Una de las cosas fundamentales, después de dejar de ser ministro, es poder volver a salir a la calle a rostro descubierto (en épocas en que esto pueda volver a ser posible) y sin escoltas. Es entonces cuando uno se da cuenta de su buena o mala labor. Nadie sensato se olvidará de lo que Pedro Duque ha hecho, seguramente al dictado de Irene Montero. A este paso también desaparecerá el Premio Cervantes. Dos ínclitas prepodemitas que hoy disfrutan en la semiclandestinidad de aquello que criticaban me vinieron a ver a mi despacho y, de manera amenazante, me conminaron a que cambiara el nombre de Cervantes por el de una mujer. O, en su caso, doblar todos los premios. Hoy habría que quintuplicarlos o incluso más según las investigaciones científicas de la Montero más intelectual del Gobierno.

Sí, nuestro país sigue estando lleno de perenganitos, perenganitas y perenganites. Y, si bien los rectores han estado callados y sumisos ante el desmán de la señora de La Moncloa, han actuado bien al reclamar al astronauta (a partir de ahora será algo despectivo) que reincorpore de nuevo los nombres. Actuaciones como éstas ponen en peligro monumentos como el de Cajal en El Retiro, obra extraordinaria de Victorio Macho. Cualquier desaprensivo podría destruirla en nombre de esta orden ministerial. Tome nota el alcalde de Madrid. Es increíble que mientras los nacionalistas catalanes o vascos hacen gala de sus mentes más preclaras, el Gobierno de todos los españoles les haga el juego a ellos, colaborando en la destrucción de nuestro patrimonio y humillando nuestra identidad compartida.

Este Ejecutivo que es de una cobardía extrema ante los independentistas sólo es valiente contra los pacíficos constitucionalistas. ¿Dónde se aplica la memoria histórica a los etarras? ¿Cómo aún al PNV se le permite que su alma mater, Sabino Arana, sea un racista y xenófobo? ¿Cómo el PNV no ha renegado aún de sus vínculos con el nazismo al que se ofreció como colaborador por pertenecer ellos también a la raza aria? Y de Cataluña qué decir. Me refiero, claro está, a los fanáticos independentistas. ¿Quiénes fueron los que más traicionaron a la República y al mismo socialismo? ¿Cómo se comportaron con Manuel Azaña al que el presidente Sánchez lleva coronas de flores a su tumba para fotografiarse con quien ni leyó? Si lo hubiera hecho, su comportamiento sería otro. Placas anticonstitucionalistas e insultantes cuelgan de fachadas de edificios a los cuales no llega la Ley de Memoria Histórica. Este Gobierno sólo exige perdón y reconciliación a las víctimas mientras que todo se lo regala a los asesinos y delincuentes traidores a su país. Ya me gustaría que esos millones de parados y quienes no disponen de una vivienda digna pudieran disponer de esas celdas de cinco estrellas de espléndido menú.

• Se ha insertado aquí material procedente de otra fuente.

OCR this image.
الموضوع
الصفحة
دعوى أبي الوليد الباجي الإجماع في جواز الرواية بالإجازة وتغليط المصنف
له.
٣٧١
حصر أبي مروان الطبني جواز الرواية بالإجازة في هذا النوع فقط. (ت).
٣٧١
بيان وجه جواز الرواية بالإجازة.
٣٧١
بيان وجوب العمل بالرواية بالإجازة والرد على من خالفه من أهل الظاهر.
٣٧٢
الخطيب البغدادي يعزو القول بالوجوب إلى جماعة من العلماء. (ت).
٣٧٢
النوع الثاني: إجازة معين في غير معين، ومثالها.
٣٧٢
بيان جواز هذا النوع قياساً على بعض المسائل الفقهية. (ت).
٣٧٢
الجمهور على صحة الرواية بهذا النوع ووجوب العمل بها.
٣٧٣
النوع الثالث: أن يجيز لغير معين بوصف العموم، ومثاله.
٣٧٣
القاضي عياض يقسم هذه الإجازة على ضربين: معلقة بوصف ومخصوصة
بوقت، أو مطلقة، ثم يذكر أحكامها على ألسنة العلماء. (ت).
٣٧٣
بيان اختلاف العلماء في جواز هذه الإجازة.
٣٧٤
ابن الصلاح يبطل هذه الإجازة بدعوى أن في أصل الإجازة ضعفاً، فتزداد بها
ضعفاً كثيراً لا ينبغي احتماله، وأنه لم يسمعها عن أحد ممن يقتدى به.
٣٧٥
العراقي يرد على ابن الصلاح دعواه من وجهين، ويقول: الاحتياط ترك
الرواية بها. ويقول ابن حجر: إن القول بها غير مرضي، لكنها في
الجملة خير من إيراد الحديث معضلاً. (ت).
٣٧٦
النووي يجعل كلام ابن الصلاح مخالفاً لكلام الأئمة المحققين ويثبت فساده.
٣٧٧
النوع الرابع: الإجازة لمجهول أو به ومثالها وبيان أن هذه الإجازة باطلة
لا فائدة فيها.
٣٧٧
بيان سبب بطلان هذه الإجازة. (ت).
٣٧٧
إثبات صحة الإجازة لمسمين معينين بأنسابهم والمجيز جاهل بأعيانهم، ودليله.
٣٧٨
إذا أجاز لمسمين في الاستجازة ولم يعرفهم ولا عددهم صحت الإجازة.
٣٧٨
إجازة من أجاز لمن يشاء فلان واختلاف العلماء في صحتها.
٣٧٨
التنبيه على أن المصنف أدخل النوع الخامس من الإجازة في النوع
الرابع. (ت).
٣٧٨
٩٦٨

¡Triste España! Repleta de perenganitos. Yo creo que todos deberíamos apuntarnos a ese máster de los milagros, como lo hubiera calificado Valle- Inclán. Especialmente, los pensionistas y parados. Al fin y al cabo, qué son 7.000 euros. A lo mejor hasta se aprende a cómo prosperar.

César Antonio Molina es licenciado en Derecho y en Ciencias de la Información. Doctor. Profesor de las universidades Complutense y Carlos III. Doctor Honoris Causa por la Universidad L’Orientale de Nápoles. Escritor. Ex director del Instituto Cervantes y ex ministro de Cultura. Acaba de publicar su libro ¡Qué bello será vivir sin cultura! (Editorial Destino).